Max pain context: Spot ($169.66) is well above near-term max pain ($160 for 3/27, $167.50 for 4/2). This creates a gravitational pull lower, which the put flow is betting on.

Signal vs Noise

~Massive net premium from $65-$90 calls is almost certainly noise — these are deep, deep OTM legacy positions or index/ETF-related, not directional bets on XOM.
~The $170 strike shows high two-way premium flow ($3.5M calls vs $1.75M puts), indicative of heavy trading at-the-money, likely including dealer hedging and spread activity, not a clear directional signal.
~Some of the near-term put flow could be traders selling puts (cash-secured or covered) against the $160 max pain level, which would be neutral/bullish, not bearish.
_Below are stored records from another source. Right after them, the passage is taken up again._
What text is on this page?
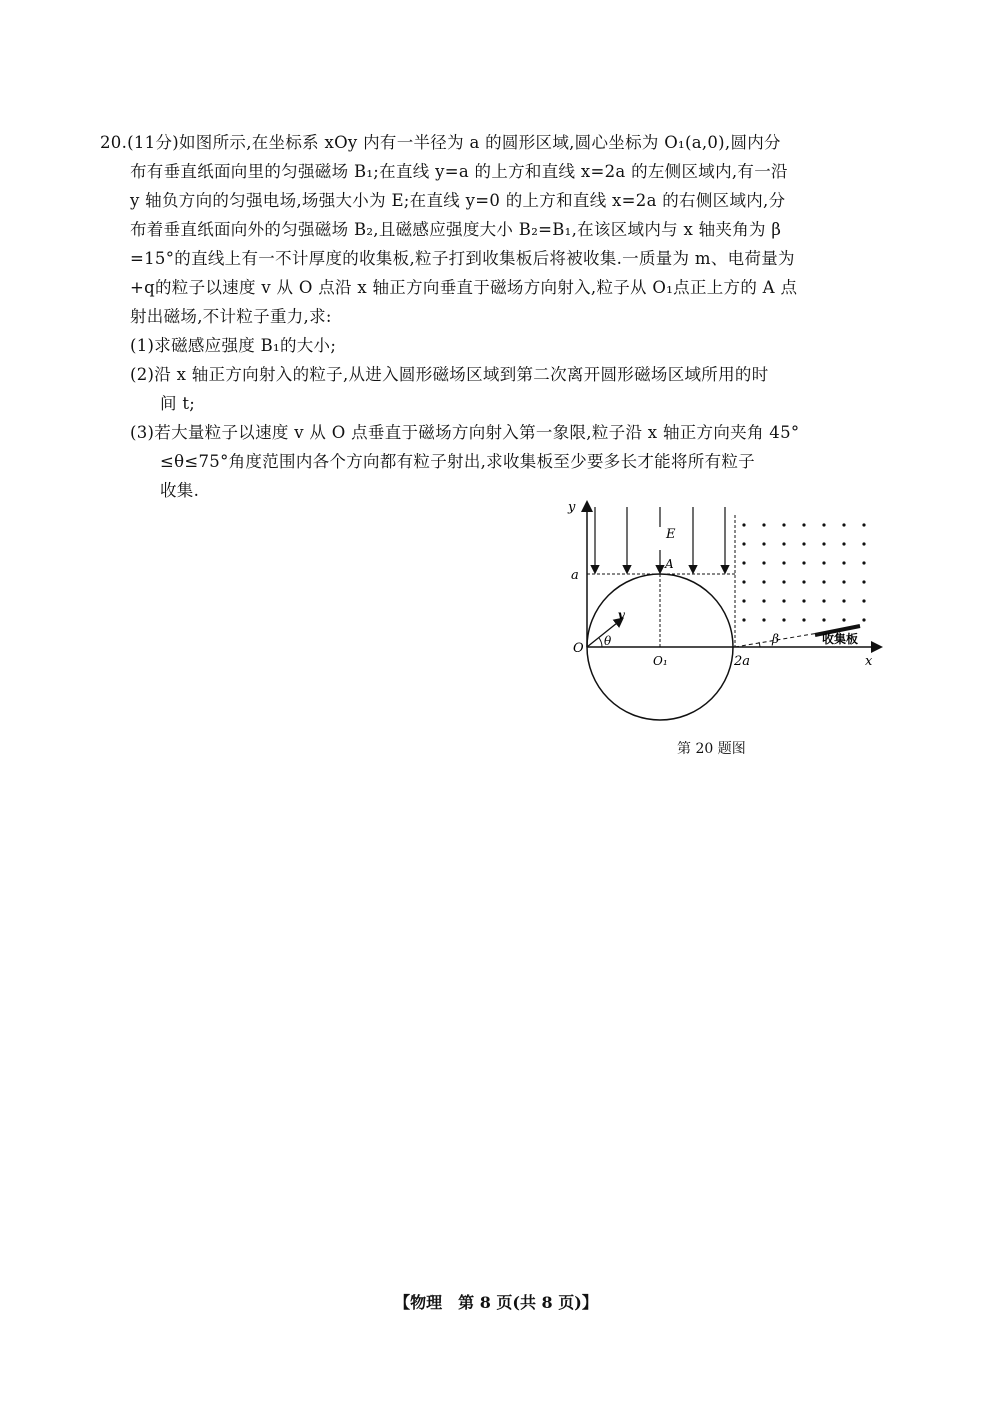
20.(11分)如图所示,在坐标系 xOy 内有一半径为 a 的圆形区域,圆心坐标为 O₁(a,0),圆内分

布有垂直纸面向里的匀强磁场 B₁;在直线 y=a 的上方和直线 x=2a 的左侧区域内,有一沿

y 轴负方向的匀强电场,场强大小为 E;在直线 y=0 的上方和直线 x=2a 的右侧区域内,分

布着垂直纸面向外的匀强磁场 B₂,且磁感应强度大小 B₂=B₁,在该区域内与 x 轴夹角为 β

=15°的直线上有一不计厚度的收集板,粒子打到收集板后将被收集.一质量为 m、电荷量为

+q的粒子以速度 v 从 O 点沿 x 轴正方向垂直于磁场方向射入,粒子从 O₁点正上方的 A 点

射出磁场,不计粒子重力,求:

(1)求磁感应强度 B₁的大小;

(2)沿 x 轴正方向射入的粒子,从进入圆形磁场区域到第二次离开圆形磁场区域所用的时

间 t;

(3)若大量粒子以速度 v 从 O 点垂直于磁场方向射入第一象限,粒子沿 x 轴正方向夹角 45°

≤θ≤75°角度范围内各个方向都有粒子射出,求收集板至少要多长才能将所有粒子

收集.

y
x
a
O
O₁	2a
E
A
v
θ	β	收集板
第 20 题图
【物理　第 8 页(共 8 页)】
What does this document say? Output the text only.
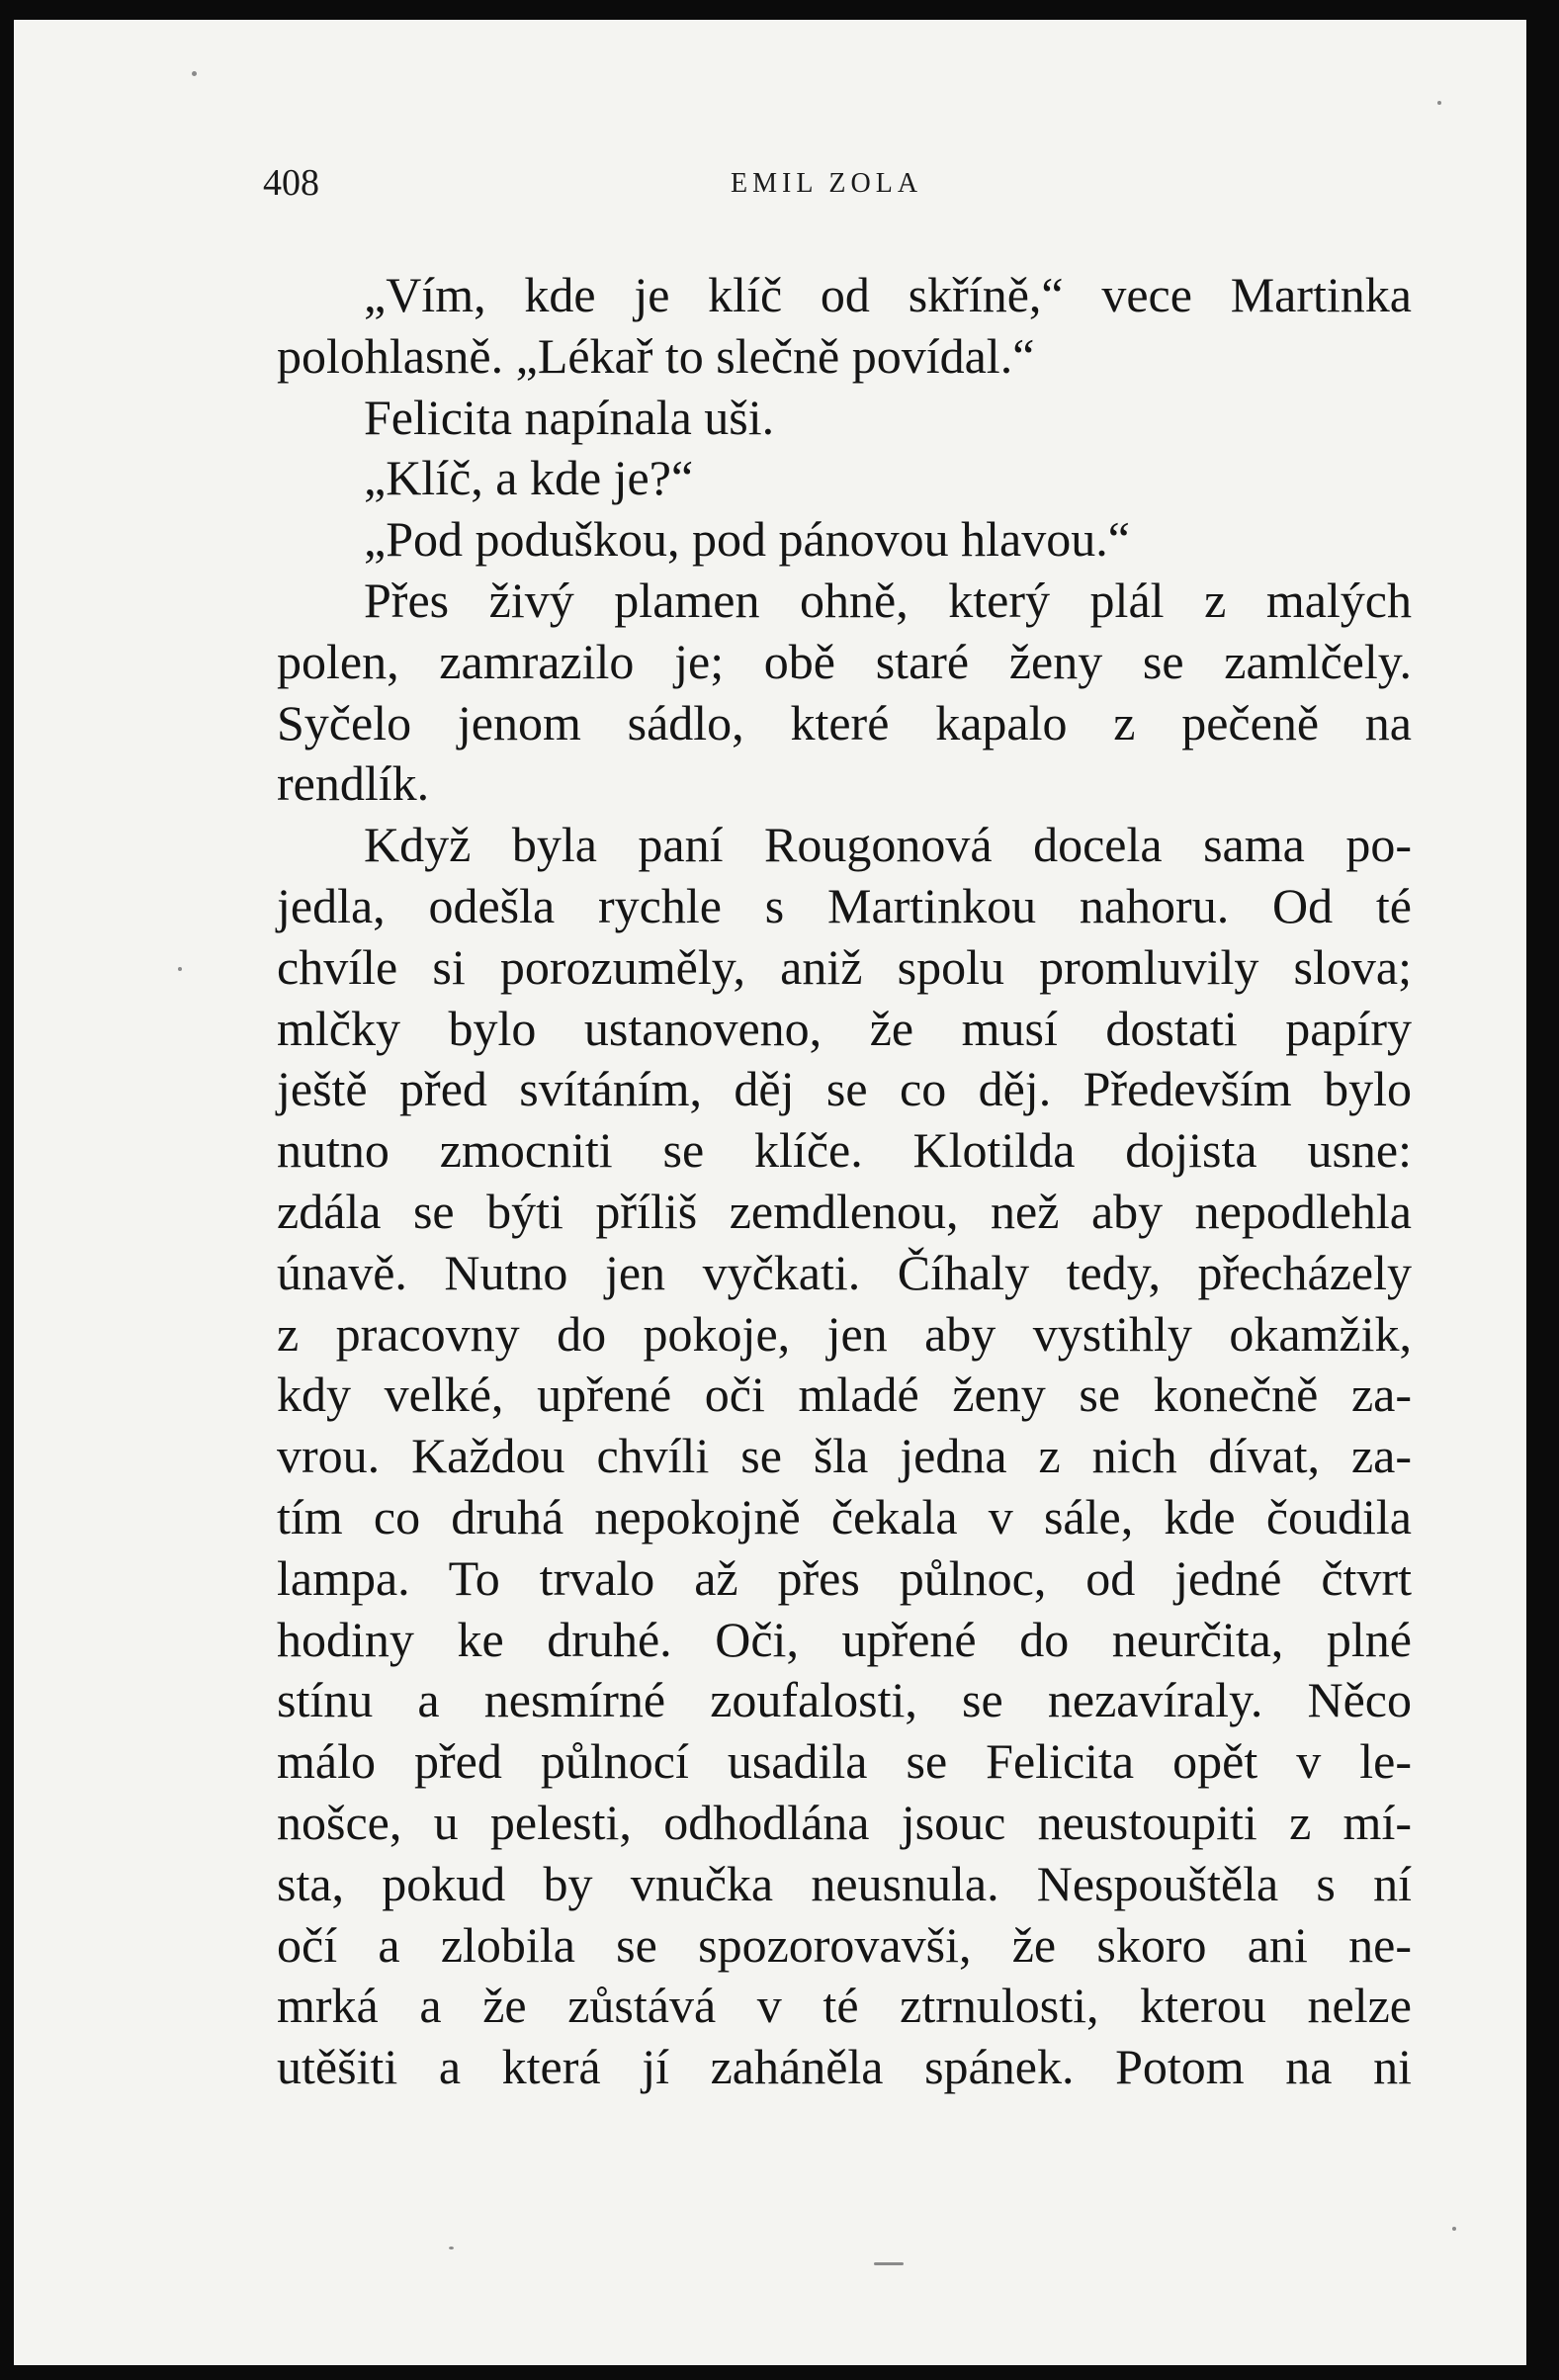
408	EMIL ZOLA
„Vím, kde je klíč od skříně,“ vece Martinka
polohlasně. „Lékař to slečně povídal.“
Felicita napínala uši.
„Klíč, a kde je?“
„Pod poduškou, pod pánovou hlavou.“
Přes živý plamen ohně, který plál z malých
polen, zamrazilo je; obě staré ženy se zamlčely.
Syčelo jenom sádlo, které kapalo z pečeně na
rendlík.
Když byla paní Rougonová docela sama po-
jedla, odešla rychle s Martinkou nahoru. Od té
chvíle si porozuměly, aniž spolu promluvily slova;
mlčky bylo ustanoveno, že musí dostati papíry
ještě před svítáním, děj se co děj. Především bylo
nutno zmocniti se klíče. Klotilda dojista usne:
zdála se býti příliš zemdlenou, než aby nepodlehla
únavě. Nutno jen vyčkati. Číhaly tedy, přecházely
z pracovny do pokoje, jen aby vystihly okamžik,
kdy velké, upřené oči mladé ženy se konečně za-
vrou. Každou chvíli se šla jedna z nich dívat, za-
tím co druhá nepokojně čekala v sále, kde čoudila
lampa. To trvalo až přes půlnoc, od jedné čtvrt
hodiny ke druhé. Oči, upřené do neurčita, plné
stínu a nesmírné zoufalosti, se nezavíraly. Něco
málo před půlnocí usadila se Felicita opět v le-
nošce, u pelesti, odhodlána jsouc neustoupiti z mí-
sta, pokud by vnučka neusnula. Nespouštěla s ní
očí a zlobila se spozorovavši, že skoro ani ne-
mrká a že zůstává v té ztrnulosti, kterou nelze
utěšiti a která jí zaháněla spánek. Potom na ni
The high vol/OI ratios, however, lean toward buying.

Key Conclusions

🛡️Defensive positioning dominates near-term flow with large put blocks at $160-$162.50.
🧲Spot sits above max pain with positive GEX, creating a pinning force lower toward $167.50-$160.
📅Long-dated OI remains heavily call-biased, indicating the bearish flow is likely tactical/hedging, not a structural shift.

Read the Flow analysis for XOM. This AI-generated report covers regime classification, key price levels, strategy recommendations, and actionable trade ideas drawn from end-of-day options data including gamma exposure, delta exposure, and implied volatility.